The valuation is arguably the most important part of getting a mortgage. It confirms if the house you’re buying (or own if you’re remortgaging) is worth the amount stated. Once the valuation is complete, it’s just a matter of time until you receive an offer – assuming all goes well. But what actually happens during the mortgage valuation? Here, we’ve got the lowdown on what you can expect, including valuable insight from a team member who leads on completions.
Here’s what happens during a mortgage valuation
Surveyor values the property
A mortgage valuation involves the lender determining if the property is worth what you’re paying for it. To illustrate, if you’re buying a home for £300,000, the lender needs to validate its worth before deciding to offer you a mortgage. Typically, this is done through a surveyor, who visits the property and conducts a valuation.
What do they look for during the valuation?
Mortgage valuations aren’t as in-depth as full house surveys and usually take between 15-30 minutes to complete.

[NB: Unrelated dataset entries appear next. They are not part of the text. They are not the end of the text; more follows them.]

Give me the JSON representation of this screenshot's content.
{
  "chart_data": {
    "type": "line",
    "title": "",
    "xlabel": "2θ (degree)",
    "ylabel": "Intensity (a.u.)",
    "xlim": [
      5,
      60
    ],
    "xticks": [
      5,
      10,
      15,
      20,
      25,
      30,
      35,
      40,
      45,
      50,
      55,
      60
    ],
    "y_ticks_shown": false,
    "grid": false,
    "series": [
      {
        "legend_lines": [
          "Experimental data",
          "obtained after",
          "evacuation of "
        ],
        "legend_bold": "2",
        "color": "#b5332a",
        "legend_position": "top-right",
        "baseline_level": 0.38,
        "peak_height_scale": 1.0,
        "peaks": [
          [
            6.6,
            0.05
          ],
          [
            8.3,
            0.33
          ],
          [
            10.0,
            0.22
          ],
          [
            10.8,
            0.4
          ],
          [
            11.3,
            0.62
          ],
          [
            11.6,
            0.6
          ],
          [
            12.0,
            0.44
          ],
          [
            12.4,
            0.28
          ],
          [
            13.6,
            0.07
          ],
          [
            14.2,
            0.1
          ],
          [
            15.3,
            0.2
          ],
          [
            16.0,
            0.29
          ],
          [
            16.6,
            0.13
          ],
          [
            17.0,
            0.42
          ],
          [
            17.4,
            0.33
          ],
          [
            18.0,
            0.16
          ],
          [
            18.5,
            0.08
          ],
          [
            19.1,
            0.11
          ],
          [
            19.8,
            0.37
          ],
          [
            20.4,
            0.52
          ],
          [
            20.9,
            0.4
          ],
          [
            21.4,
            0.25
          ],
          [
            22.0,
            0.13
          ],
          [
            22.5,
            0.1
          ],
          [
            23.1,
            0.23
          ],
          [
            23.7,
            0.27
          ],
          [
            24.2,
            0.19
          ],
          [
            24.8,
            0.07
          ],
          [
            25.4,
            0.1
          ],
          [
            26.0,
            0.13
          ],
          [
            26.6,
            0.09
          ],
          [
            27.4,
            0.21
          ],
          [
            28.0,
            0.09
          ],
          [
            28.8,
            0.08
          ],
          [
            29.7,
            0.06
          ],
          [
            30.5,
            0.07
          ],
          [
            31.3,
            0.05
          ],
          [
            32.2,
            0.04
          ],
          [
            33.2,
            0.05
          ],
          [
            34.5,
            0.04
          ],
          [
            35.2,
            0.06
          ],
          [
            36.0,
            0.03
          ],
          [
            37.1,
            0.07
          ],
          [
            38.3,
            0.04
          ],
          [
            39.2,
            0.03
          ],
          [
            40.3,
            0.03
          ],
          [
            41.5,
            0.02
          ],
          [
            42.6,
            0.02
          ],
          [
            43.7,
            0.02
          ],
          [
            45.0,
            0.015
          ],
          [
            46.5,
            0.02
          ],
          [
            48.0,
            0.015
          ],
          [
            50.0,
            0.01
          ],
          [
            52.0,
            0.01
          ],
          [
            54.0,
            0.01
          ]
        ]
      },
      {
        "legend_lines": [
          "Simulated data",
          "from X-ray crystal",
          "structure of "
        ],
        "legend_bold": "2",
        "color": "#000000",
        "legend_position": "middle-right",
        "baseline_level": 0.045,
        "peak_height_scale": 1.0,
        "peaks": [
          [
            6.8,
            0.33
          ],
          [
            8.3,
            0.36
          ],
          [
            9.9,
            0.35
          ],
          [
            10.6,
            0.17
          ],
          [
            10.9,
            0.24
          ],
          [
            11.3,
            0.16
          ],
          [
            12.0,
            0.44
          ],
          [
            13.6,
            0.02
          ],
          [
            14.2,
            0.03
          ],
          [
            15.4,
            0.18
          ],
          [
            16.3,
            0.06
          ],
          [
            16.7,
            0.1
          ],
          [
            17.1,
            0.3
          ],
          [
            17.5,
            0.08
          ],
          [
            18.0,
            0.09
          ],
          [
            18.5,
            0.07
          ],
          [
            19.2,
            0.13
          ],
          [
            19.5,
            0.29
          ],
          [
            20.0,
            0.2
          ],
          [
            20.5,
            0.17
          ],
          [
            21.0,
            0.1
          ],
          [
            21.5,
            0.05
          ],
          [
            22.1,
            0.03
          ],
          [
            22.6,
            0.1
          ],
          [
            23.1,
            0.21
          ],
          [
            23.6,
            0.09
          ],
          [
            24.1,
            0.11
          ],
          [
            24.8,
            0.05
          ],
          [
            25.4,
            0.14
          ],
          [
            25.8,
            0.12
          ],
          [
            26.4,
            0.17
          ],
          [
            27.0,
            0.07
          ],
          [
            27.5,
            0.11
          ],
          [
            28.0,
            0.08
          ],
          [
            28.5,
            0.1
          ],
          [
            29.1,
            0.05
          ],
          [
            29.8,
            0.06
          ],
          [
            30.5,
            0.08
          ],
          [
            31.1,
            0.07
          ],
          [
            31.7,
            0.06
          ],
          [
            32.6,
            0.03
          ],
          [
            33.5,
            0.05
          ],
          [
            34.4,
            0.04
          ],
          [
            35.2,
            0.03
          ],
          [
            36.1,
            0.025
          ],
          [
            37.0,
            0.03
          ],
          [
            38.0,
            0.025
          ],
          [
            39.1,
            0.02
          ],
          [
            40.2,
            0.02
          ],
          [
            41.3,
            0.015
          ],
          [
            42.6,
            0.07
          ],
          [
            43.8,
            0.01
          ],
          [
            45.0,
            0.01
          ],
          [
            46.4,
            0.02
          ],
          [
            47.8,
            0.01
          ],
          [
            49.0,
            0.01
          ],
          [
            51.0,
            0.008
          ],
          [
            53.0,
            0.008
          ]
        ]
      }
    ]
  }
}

During the valuation, the surveyor will:
- Look for obvious defects that could have an impact on the home’s value
- Confirm key details of the property for the lender, such as the number of bedrooms
- Assess the market value by looking at recent sales transactions and rental figures on similar properties in the area
- They may also provide the mortgage lender with a figure for minimum reinstatements, the estimated cost of rebuilding the property from scratch.